Para acceder al baptisterio una vez dentro de la basílica de Santa María la Mayor, hay que cruzar la nave lateral izquierda y dirigirse hacia la zona de la sacristía de los canónigos, siguiendo las indicaciones internas o pidiendo ayuda al personal.

De hecho, el baptisterio se encuentra en el piso inferior del edificio construido por Flaminio Ponzio entre 1605 y 1608, donde se encontraba originalmente el coro de invierno, transformado posteriormente en espacio bautismal gracias al diseño de Giuseppe Valadier en el siglo XIX.

En general, el acceso al baptisterio está permitido durante el horario de apertura de la basílica, aunque puede haber limitaciones o cierres temporales durante las celebraciones litúrgicas, en particular durante los oficios solemnes o las fiestas religiosas.

Por ello, es aconsejable informarse previamente en la sacristía o en el servicio de recepción de la basílica, para evitar esperas o restricciones de acceso en los momentos de mayor afluencia de público.

La visita al baptisterio suele formar parte de un itinerario más amplio dentro de Santa María la Mayor, que incluye capillas, mosaicos, museos y escenarios históricos.

Paraquienes deseen explorar más a fondo, es posible participar en visitas guiadas organizadas que también incluyen el baptisterio, el acceso a la cúpula y otras zonas significativas de la basílica, normalmente con reserva previa y por un precio específico.

En resumen, el baptisterio se encuentra en la zona del antiguo coro de invierno, en el piso inferior, cerca de la sacristía de los canónigos, y es accesible desde la nave lateral izquierda de la basílica con horarios a verificar según las celebraciones.

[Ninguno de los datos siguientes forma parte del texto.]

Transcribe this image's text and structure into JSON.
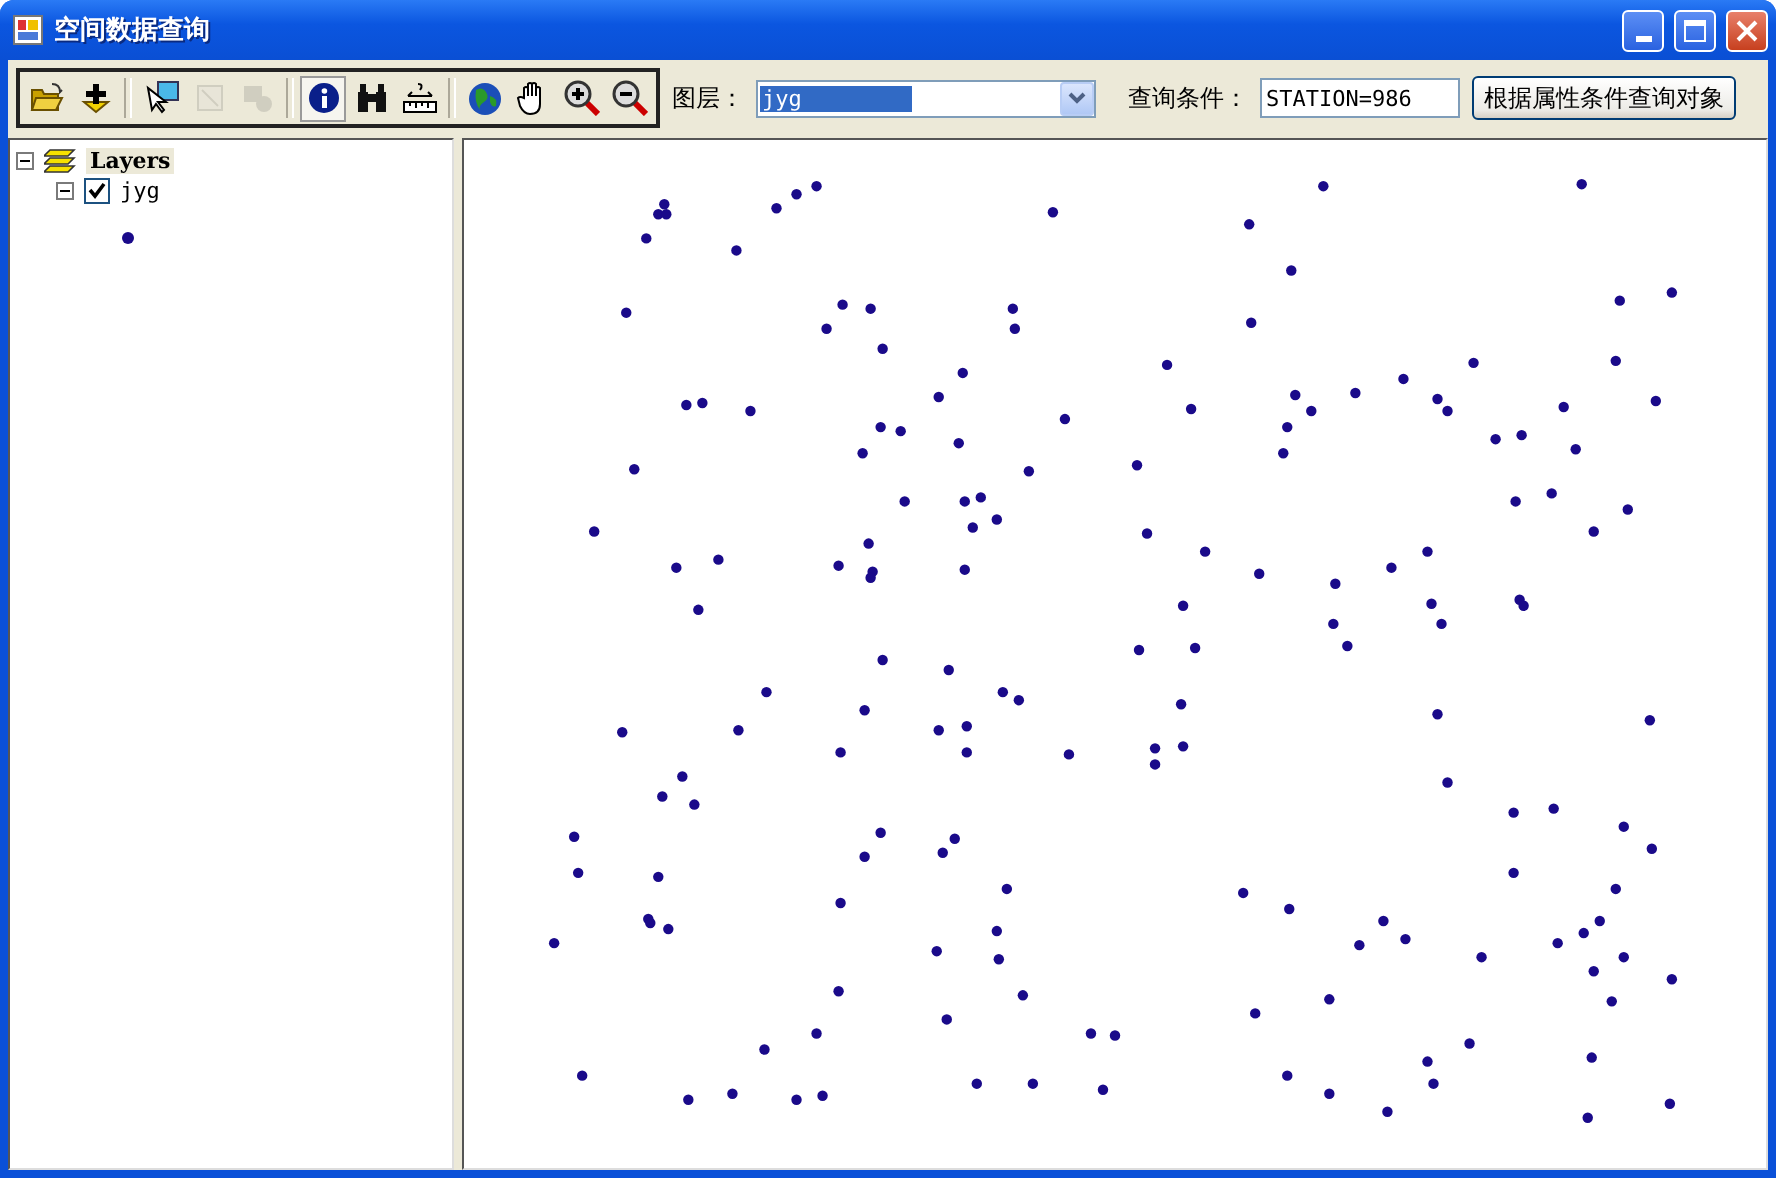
{
  "window": {
    "title": "空间数据查询"
  },
  "toolbar": {
    "tools": [
      {
        "kind": "open",
        "disabled": false,
        "selected": false
      },
      {
        "kind": "add",
        "disabled": false,
        "selected": false
      },
      {
        "kind": "separator"
      },
      {
        "kind": "select",
        "disabled": false,
        "selected": false
      },
      {
        "kind": "clear",
        "disabled": true,
        "selected": false
      },
      {
        "kind": "zoom-selected",
        "disabled": true,
        "selected": false
      },
      {
        "kind": "separator"
      },
      {
        "kind": "identify",
        "disabled": false,
        "selected": true
      },
      {
        "kind": "find",
        "disabled": false,
        "selected": false
      },
      {
        "kind": "measure",
        "disabled": false,
        "selected": false
      },
      {
        "kind": "separator"
      },
      {
        "kind": "full-extent",
        "disabled": false,
        "selected": false
      },
      {
        "kind": "pan",
        "disabled": false,
        "selected": false
      },
      {
        "kind": "zoom-in",
        "disabled": false,
        "selected": false
      },
      {
        "kind": "zoom-out",
        "disabled": false,
        "selected": false
      }
    ]
  },
  "layer_select": {
    "label": "图层：",
    "value": "jyg"
  },
  "query": {
    "label": "查询条件：",
    "value": "STATION=986"
  },
  "query_button": {
    "label": "根据属性条件查询对象"
  },
  "layer_tree": {
    "root": {
      "label": "Layers",
      "expanded": true,
      "children": [
        {
          "label": "jyg",
          "checked": true,
          "expanded": true
        }
      ]
    }
  }
}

Historia y transformaciones del baptisterio

Il battistero con l'altorilievo di Pietro Bernini

El baptisterio con el altorrelieve de Pietro Bernini | ID 154488152 © Konstantinos Papaioannou | Dreamstime.com

El Baptisterio de Santa María la Mayor de Roma representa un lugar rico en historia y transformaciones que se entrelazan con las vicisitudes de la basílica y de la propia ciudad, en un diálogo continuo entre liturgia, arte y memoria.

Ya en 867, la basílica acogió un acontecimiento de gran importancia histórica: el Papa Adriano II recibió a los santos Cirilo y Metodio, promotores de la evangelización de los pueblos eslavos, aprobando el uso del eslavo antiguo en la liturgia.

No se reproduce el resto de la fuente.